4.Construction of a global health talent training evaluation index system based on bibliometric analysis
Xiaoqing TAO ; Xuejiao MA ; Siwei FEI ; Lei DUAN ; Shan LÜ ; Jiani WU
Chinese Journal of Schistosomiasis Control 2024;36(2):191-197
Objective To identify the current research hotspots of global health training, and construct a global health talent training evaluation index system. Methods Publications pertaining to global health talent training evaluation were retrieved in China National Knowledge Infrastructure, Wanfang Database, and Web of Science Core Collection from 2003 to 2022, and keywords were extracted from eligible publications for co-occurrence and cluster analyses using the CiteSpace software. Based on keywords clustering results, a global health talent training evaluation index system was constructed using a context, input, process, and product (CIPP) evaluation model as a theoretical framework. Results A total of 692 Chinese publications and 1 264 English publications were included. Keyword co-occurrence and cluster analyses yielded 10 Chinese and 10 English keyword clusters, and the 10 Chinese keyword clusters included analytic hierarchy process, health diplomacy, personnel structure, crossdiscipline, educational assessment, global health discipline development, training needs, curriculum program, quality evaluation and logistics support, while the English keyword clusters included evidence-based practice, capacity building, global health, quality of life, machine learning, leadership, sub-Saharan Africa, health equity, global health security and global health diplomacy.

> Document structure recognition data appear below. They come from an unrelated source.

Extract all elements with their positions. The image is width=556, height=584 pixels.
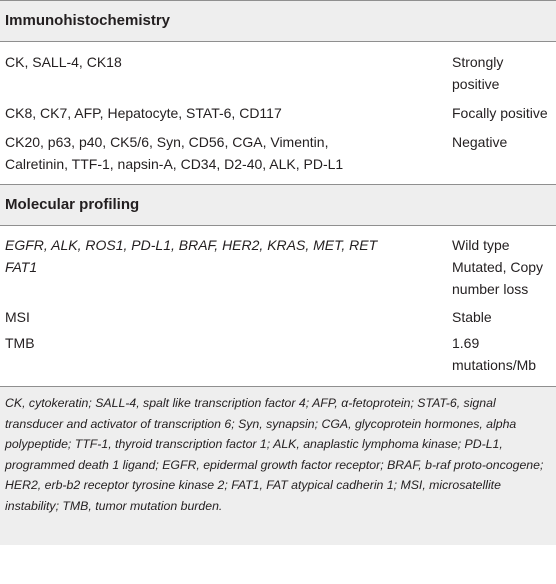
table-row (0, 256, 556, 300)
table-row (0, 226, 556, 256)
gene-cell: TMB (5, 335, 35, 351)
gene-cell: EGFR, ALK, ROS1, PD-L1, BRAF, HER2, KRAS, MET, RET (5, 237, 378, 253)
marker-cell: CK20, p63, p40, CK5/6, Syn, CD56, CGA, Vimentin, Calretinin, TTF-1, napsin-A, CD34, D2-40, ALK, PD-L1 (5, 134, 344, 172)
result-cell: Mutated, Copy number loss (452, 259, 544, 297)
result-cell: Strongly positive (452, 54, 504, 92)
table-footnote: CK, cytokeratin; SALL-4, spalt like transcription factor 4; AFP, α-fetoprotein; STAT-6, signal transducer and activator of transcription 6; Syn, synapsin; CGA, glycoprotein hormones, alpha polypeptide; TTF-1, thyroid transcription factor 1; ALK, anaplastic lymphoma kinase; PD-L1, programmed death 1 ligand; EGFR, epidermal growth factor receptor; BRAF, b-raf proto-oncogene; HER2, erb-b2 receptor tyrosine kinase 2; FAT1, FAT atypical cadherin 1; MSI, microsatellite instability; TMB, tumor mutation burden. (0, 387, 556, 545)
marker-cell: CK8, CK7, AFP, Hepatocyte, STAT-6, CD117 (5, 105, 282, 121)
table-row (0, 300, 556, 328)
gene-cell: MSI (5, 309, 30, 325)
gene-cell: FAT1 (5, 259, 38, 275)
result-cell: Focally positive (452, 105, 548, 121)
result-cell: Stable (452, 309, 492, 325)
section-title-molecular-profiling: Molecular profiling (0, 185, 556, 225)
table-row (0, 124, 556, 184)
marker-cell: CK, SALL-4, CK18 (5, 54, 122, 70)
result-cell: 1.69 mutations/Mb (452, 335, 537, 373)
section-title-immunohistochemistry: Immunohistochemistry (0, 1, 556, 41)
table-row (0, 328, 556, 386)
table-row (0, 42, 556, 95)
table-row (0, 95, 556, 124)
result-cell: Negative (452, 134, 508, 150)
result-cell: Wild type (452, 237, 510, 253)
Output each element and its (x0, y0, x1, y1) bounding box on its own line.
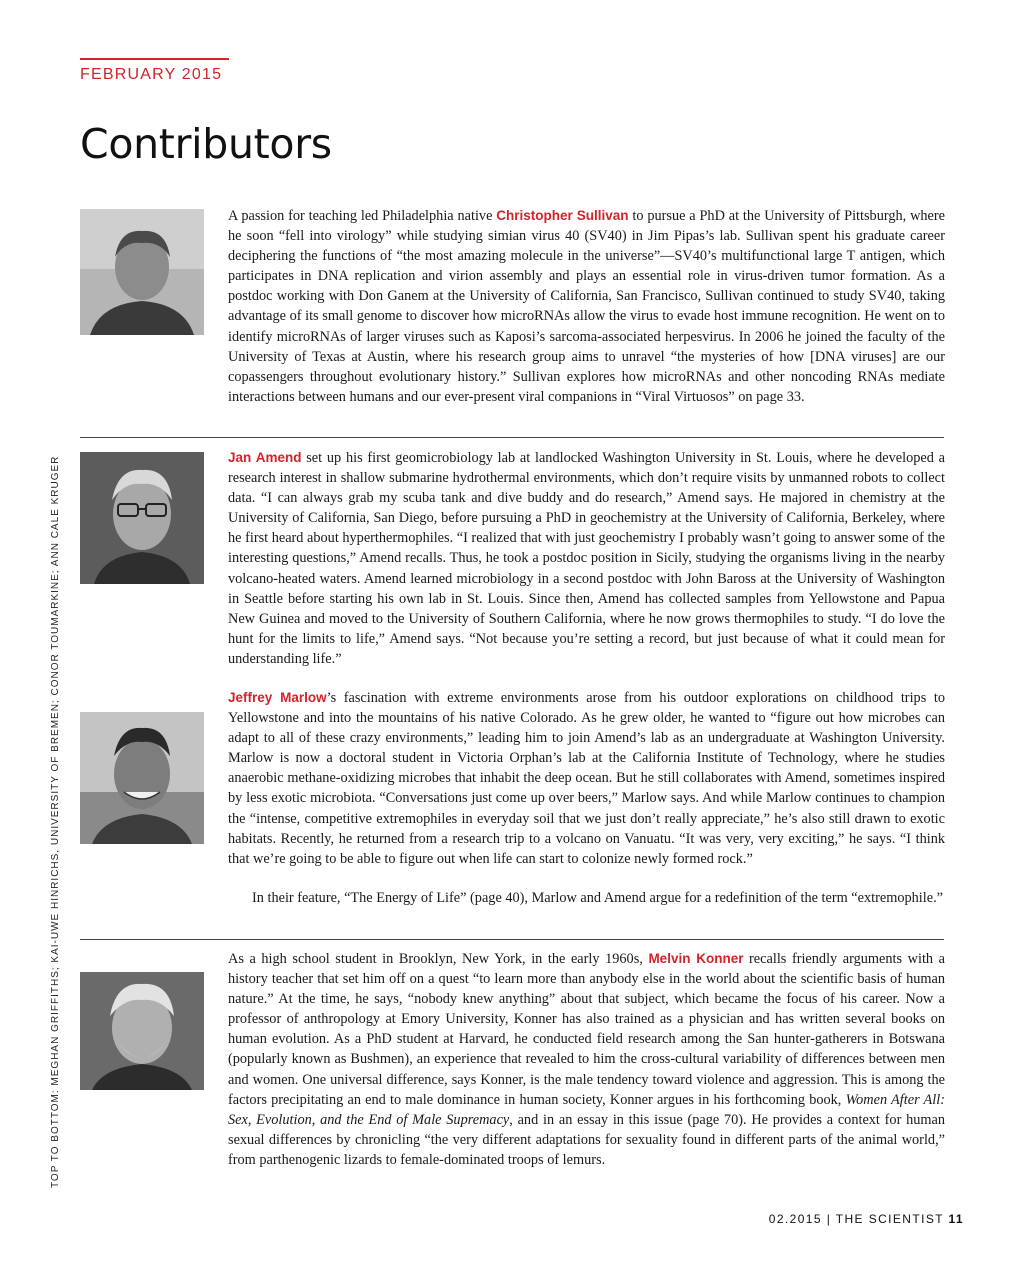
portrait-icon (80, 209, 204, 335)
section-divider (80, 437, 944, 438)
contributor-photo-marlow (80, 712, 204, 844)
page-footer (769, 1212, 964, 1226)
footer-separator: | (826, 1212, 832, 1226)
footer-date: 02.2015 (768, 1212, 822, 1226)
bio-sullivan: A passion for teaching led Philadelphia native Christopher Sullivan to pursue a PhD at the University of Pittsburgh, where he soon “fell into virology” while studying simian virus 40 (SV40) in Jim Pipas’s lab. Sullivan spent his graduate career deciphering the functions of “the most amazing molecule in the universe”—SV40’s multifunctional large T antigen, which participates in DNA replication and virion assembly and plays an essential role in virus-driven tumor formation. As a postdoc working with Don Ganem at the University of California, San Francisco, Sullivan continued to study SV40, taking advantage of its small genome to discover how microRNAs allow the virus to evade host immune recognition. He went on to identify microRNAs of larger viruses such as Kaposi’s sarcoma-associated herpesvirus. In 2006 he joined the faculty of the University of Texas at Austin, where his research group aims to unravel “the mysteries of how [DNA viruses] are our copassengers throughout evolutionary history.” Sullivan explores how microRNAs and other noncoding RNAs mediate interactions between humans and our ever-present viral companions in “Viral Virtuosos” on page 33. (228, 208, 945, 405)
page-title: Contributors (80, 120, 332, 168)
contributor-photo-konner (80, 972, 204, 1090)
portrait-icon (80, 972, 204, 1090)
contributor-name: Jan Amend (228, 450, 302, 465)
bio-amend: Jan Amend set up his first geomicrobiology lab at landlocked Washington University in St. Louis, where he developed a research interest in shallow submarine hydrothermal environments, which don’t require visits by unmanned robots to collect data. “I can always grab my scuba tank and dive buddy and do research,” Amend says. He majored in chemistry at the University of California, San Diego, before pursuing a PhD in geochemistry at the University of California, Berkeley, where he first heard about hyperthermophiles. “I realized that with just geochemistry I probably wasn’t going to answer some of the interesting questions,” Amend recalls. Thus, he took a postdoc position in Sicily, studying the organisms living in the nearby volcano-heated waters. Amend learned microbiology in a second postdoc with John Baross at the University of Washington in Seattle before starting his own lab in St. Louis. Since then, Amend has collected samples from Yellowstone and Papua New Guinea and moved to the University of Southern California, where he now grows thermophiles to study. “I do love the hunt for the limits to life,” Amend says. “Not because you’re setting a record, but just because of what it could mean for understanding life.” (228, 450, 945, 667)
page-number: 11 (948, 1212, 964, 1226)
contributor-photo-amend (80, 452, 204, 584)
portrait-icon (80, 712, 204, 844)
portrait-icon (80, 452, 204, 584)
section-divider (80, 939, 944, 940)
book-title: Women After All: Sex, Evolution, and the End of Male Supremacy (228, 1091, 945, 1128)
bio-konner: As a high school student in Brooklyn, New York, in the early 1960s, Melvin Konner recalls friendly arguments with a history teacher that set him off on a quest “to learn more than anybody else in the world about the scientific basis of human nature.” At the time, he says, “nobody knew anything” about that subject, which became the focus of his career. Now a professor of anthropology at Emory University, Konner has also trained as a physician and has written several books on human evolution. As a PhD student at Harvard, he conducted field research among the San hunter-gatherers in Botswana (popularly known as Bushmen), an experience that revealed to him the cross-cultural variability of differences between men and women. One universal difference, says Konner, is the male tendency toward violence and aggression. This is among the factors precipitating an end to male dominance in human society, Konner argues in his forthcoming book, Women After All: Sex, Evolution, and the End of Male Supremacy, and in an essay in this issue (page 70). He provides a context for human sexual differences by chronicling “the very different adaptations for sexuality found in different parts of the animal world,” from parthenogenic lizards to female-dominated troops of lemurs. (228, 951, 945, 1168)
footer-magazine: THE SCIENTIST (835, 1212, 944, 1226)
feature-note: In their feature, “The Energy of Life” (page 40), Marlow and Amend argue for a redefinition of the term “extremophile.” (252, 890, 943, 906)
contributor-name: Christopher Sullivan (496, 208, 629, 223)
bio-marlow: Jeffrey Marlow’s fascination with extreme environments arose from his outdoor explorations on childhood trips to Yellowstone and into the mountains of his native Colorado. As he grew older, he wanted to “figure out how microbes can adapt to all of these crazy environments,” leading him to join Amend’s lab as an undergraduate at Washington University. Marlow is now a doctoral student in Victoria Orphan’s lab at the California Institute of Technology, where he studies anaerobic methane-oxidizing microbes that inhabit the deep ocean. But he still collaborates with Amend, sometimes inspired by less exotic microbiota. “Conversations just come up over beers,” Marlow says. And while Marlow continues to champion the “intense, competitive extremophiles in everyday soil that we just don’t really appreciate,” he’s also still drawn to exotic habitats. Recently, he returned from a research trip to a volcano on Vanuatu. “It was very, very exciting,” he says. “I think that we’re going to be able to figure out when life can start to colonize newly formed rock.” (228, 690, 945, 867)
contributor-name: Melvin Konner (648, 951, 744, 966)
header-rule (80, 58, 229, 60)
issue-label: FEBRUARY 2015 (80, 66, 223, 83)
contributor-name: Jeffrey Marlow (228, 690, 327, 705)
photo-credits: TOP TO BOTTOM: MEGHAN GRIFFITHS; KAI-UWE HINRICHS, UNIVERSITY OF BREMEN; CONOR TOUMARKINE; ANN CALE KRUGER (50, 455, 61, 1188)
contributor-photo-sullivan (80, 209, 204, 335)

Based on keyword clustering, a global health talent training evaluation index system was constructed with CIPP as the theoretical framework, which contained 4 primary indicators, 15 secondary indicators and 59 tertiary indicators, and the primary indicators included 4 dimensions of context evaluation, input evaluation, process evaluation and product evaluation. Conclusions A global health talent training evaluation index system has been constructed, which provides an effective evaluation tool and quantitative evidence for future global health talent training.